Besides having high potency and efficacy at the µ-opioid (MOR) and other opioid receptor types, fentanyl has some affinity for some adrenergic receptor types, which may underlie its unique pathophysiological differences from typical opioids. To better understand the unique actions of fentanyl, we assessed the extent to which fentanyl alters striatal medium spiny neuron (MSN) activity via opioid receptors or α-adrenoceptors in dopamine type 1 or type 2 receptor (D1 or D2)-expressing MSNs. In neuronal and mixed-glial cocultures from the striatum, acute fentanyl (100 nM) exposure decreased the frequency of spontaneous action potentials. Overnight exposure of cocultures to 100 nM fentanyl severely reduced the proportion of MSNs with spontaneous action potentials, which was unaffected by coexposure to the opioid receptor antagonist naloxone (10 µM) but fully negated by coadministering the pan-α-adrenoceptor inverse agonist prazosin (100 nM) and partially reversed by the selective α-adrenoceptor antagonist RS 100329 (300 nM). Acute fentanyl (100 nM) exposure modestly reduced the frequency of action potentials and caused firing rate adaptations in D2, but not D1, MSNs. Prolonged (2-5 h) fentanyl (100 nM) application dramatically attenuated firing rates in both D1 and D2 MSNs.
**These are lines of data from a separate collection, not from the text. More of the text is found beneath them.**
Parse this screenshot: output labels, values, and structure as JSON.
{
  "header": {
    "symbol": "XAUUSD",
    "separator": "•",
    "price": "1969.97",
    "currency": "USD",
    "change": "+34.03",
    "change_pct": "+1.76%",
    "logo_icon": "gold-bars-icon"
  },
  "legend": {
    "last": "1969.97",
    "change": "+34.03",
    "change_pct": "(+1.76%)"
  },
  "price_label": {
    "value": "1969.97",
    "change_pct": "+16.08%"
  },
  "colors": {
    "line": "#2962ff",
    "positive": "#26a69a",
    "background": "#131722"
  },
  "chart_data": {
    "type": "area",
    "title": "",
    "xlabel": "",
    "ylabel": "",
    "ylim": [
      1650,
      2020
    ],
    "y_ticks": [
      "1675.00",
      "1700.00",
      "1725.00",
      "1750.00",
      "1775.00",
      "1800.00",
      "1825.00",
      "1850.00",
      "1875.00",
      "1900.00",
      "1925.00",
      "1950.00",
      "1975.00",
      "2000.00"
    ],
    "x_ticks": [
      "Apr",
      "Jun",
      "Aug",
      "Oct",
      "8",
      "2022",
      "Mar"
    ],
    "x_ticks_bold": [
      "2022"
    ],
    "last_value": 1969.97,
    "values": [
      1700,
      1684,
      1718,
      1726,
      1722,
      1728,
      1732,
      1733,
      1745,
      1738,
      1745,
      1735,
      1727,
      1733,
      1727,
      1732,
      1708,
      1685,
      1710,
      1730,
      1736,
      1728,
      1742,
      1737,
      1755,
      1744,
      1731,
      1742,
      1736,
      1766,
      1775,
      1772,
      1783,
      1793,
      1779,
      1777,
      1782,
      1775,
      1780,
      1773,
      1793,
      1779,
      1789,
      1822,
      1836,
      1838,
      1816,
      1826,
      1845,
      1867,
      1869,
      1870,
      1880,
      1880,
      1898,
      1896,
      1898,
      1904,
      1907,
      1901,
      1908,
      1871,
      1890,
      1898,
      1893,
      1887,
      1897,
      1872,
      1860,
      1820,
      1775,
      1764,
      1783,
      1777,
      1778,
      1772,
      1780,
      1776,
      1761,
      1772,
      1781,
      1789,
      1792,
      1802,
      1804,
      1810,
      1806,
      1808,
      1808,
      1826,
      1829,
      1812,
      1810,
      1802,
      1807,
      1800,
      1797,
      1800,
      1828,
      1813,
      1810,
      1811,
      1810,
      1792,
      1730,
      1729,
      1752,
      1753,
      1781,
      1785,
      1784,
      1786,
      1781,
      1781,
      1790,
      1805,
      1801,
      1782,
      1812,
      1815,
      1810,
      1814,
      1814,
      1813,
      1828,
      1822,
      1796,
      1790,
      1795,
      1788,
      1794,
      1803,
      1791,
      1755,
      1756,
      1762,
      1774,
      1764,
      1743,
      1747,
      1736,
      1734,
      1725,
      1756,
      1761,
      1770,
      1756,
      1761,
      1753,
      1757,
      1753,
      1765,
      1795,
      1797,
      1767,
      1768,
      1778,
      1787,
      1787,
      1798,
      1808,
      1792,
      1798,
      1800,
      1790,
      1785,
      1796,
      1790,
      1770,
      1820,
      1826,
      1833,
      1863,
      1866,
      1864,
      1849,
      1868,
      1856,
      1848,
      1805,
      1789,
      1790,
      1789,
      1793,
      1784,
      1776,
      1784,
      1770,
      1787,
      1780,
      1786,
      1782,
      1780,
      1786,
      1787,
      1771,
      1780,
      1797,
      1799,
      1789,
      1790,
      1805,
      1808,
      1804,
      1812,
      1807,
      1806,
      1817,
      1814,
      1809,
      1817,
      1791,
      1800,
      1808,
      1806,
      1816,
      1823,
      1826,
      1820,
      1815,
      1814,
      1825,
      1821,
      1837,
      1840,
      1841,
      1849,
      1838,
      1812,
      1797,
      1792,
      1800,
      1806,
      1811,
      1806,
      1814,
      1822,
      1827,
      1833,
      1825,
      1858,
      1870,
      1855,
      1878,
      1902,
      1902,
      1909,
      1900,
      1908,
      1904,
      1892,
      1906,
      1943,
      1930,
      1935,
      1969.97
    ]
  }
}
To identify possible cellular sites of α-adrenoceptor action, α-adrenoceptors were localized in subpopulations of striatal astroglia and neurons by immunocytochemistry and mRNA by in situ hybridization in astrocytes. Thus, sustained fentanyl exposure can inhibit striatal MSN activity via a nonopioid receptor-dependent pathway, which may be modulated via complex actions in α-adrenoceptor-expressing striatal neurons and/or glia. Acute fentanyl exposure attenuated the activity of striatal medium spiny neurons (MSNs) in vitro and in dopamine D2, but not D1, receptor-expressing MSNs in ex vivo slices. By contrast, sustained fentanyl exposure suppressed the spontaneous activity of MSNs cocultured with glia through a nonopioid receptor-dependent mechanism modulated, in part, by α-adrenoceptors. Fentanyl exposure can affect striatal function via a nonopioid receptor mechanism of action that appears mediated by α-adrenoreceptor-expressing striatal neurons and/or astroglia.
除了具有高效力和疗效在 µ-阿片受体(MOR)和其他阿片受体类型,芬太尼有一些亲和力为一些肾上腺素能受体类型,这可能是其独特的病理生理学差异的基础从典型的阿片类药物。为了更好地了解芬太尼的独特作用,我们评估了芬太尼通过阿片受体或α-肾上腺素受体改变纹状体中型多棘神经元(MSN)活性的程度在多巴胺 1 型或 2 型受体(D1 或 D2)表达的 MSN 中。在纹状体的神经元和混合神经胶质共培养物中,急性芬太尼(100 nM)暴露降低了自发动作电位的频率。共培养物 overnight 暴露于 100 nM 芬太尼严重降低了具有自发动作电位的 MSN 的比例,该比例不受共暴露于阿片受体拮抗剂纳洛酮(10 µM)的影响,但完全被泛α-肾上腺素受体反向激动剂普萘洛尔(100 nM)共同给药所否定,并部分被选择性α-肾上腺素受体拮抗剂 RS 100329(300 nM)逆转。急性芬太尼(100 nM)暴露轻微降低动作电位的频率,并导致 D2,但不是 D1,MSN 的放电率适应。延长(2-5 h)芬太尼(100 nM)应用显著减弱 D1 和 D2 MSN 的放电率。为了鉴定可能的α-肾上腺素受体作用的细胞部位,通过免疫细胞化学和原位杂交在星形胶质细胞中定位了纹状体星形胶质细胞和神经元中的α-肾上腺素受体亚群。因此,持续的芬太尼暴露可以通过非阿片受体依赖性途径抑制纹状体 MSN 活性,该途径可能通过在表达α-肾上腺素受体的纹状体神经元和/或神经胶质细胞中的复杂作用来调节。急性芬太尼暴露在体外和在多巴胺 D2 中减弱纹状体中型多棘神经元(MSN)的活性,但在表达 D1 的 MSN 中没有作用。相比之下,持续的芬太尼暴露通过非阿片受体依赖性机制抑制与神经胶质共培养的 MSN 的自发活动,该机制部分受α-肾上腺素受体调节。芬太尼暴露可以通过非阿片受体作用机制影响纹状体功能,该机制似乎通过表达α-肾上腺素受体的纹状体神经元和/或星形胶质细胞介导。